Schmid Jonas M, Fernandez-Grande Efren, Hahmann Manuel, Gurbuz Caglar, Eser Martin, Marburg Steffen
Chair of Vibroacoustics of Vehicles and Machines, Technical University of Munich, Boltzmannstr. 15, Garching near Munich, 85748, Germany.
Acoustic Technology Group, Technical University of Denmark, Ørsteds Pl. 352, Kongens Lyngby, 2800, Denmark.
J Acoust Soc Am. 2021 Dec;150(6):4385. doi: 10.1121/10.0009040.
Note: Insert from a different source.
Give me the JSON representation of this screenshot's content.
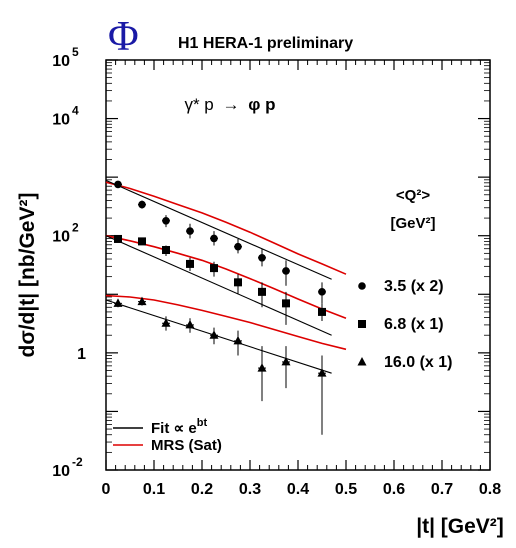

Spatial characterization of the sound field in a room is a challenging task, as it usually requires a large number of measurement points. This paper presents a probabilistic approach for sound field reconstruction in the modal frequency range for small and medium-sized rooms based on Bayesian inference. A plane wave expansion model is used to decompose the sound field in the examined domain. The posterior distribution for the amplitude of each plane wave is inferred based on a uniform prior distribution with limits based on the maximum sound pressure observed in the measurements. Two different application cases are studied, namely a numerically computed sound field in a non-rectangular two-dimensional (2D) domain and a measured sound field in a horizontal evaluation area of a lightly damped room. The proposed reconstruction method provides an accurate reconstruction for both examined cases. Further, the results of Bayesian inference are compared to the reconstruction with a deterministic compressive sensing framework. The most significant advantage of the Bayesian method over deterministic reconstruction approaches is that it provides a probability distribution of the sound pressure at every reconstruction point, and thus, allows quantifying the uncertainty of the recovered sound field.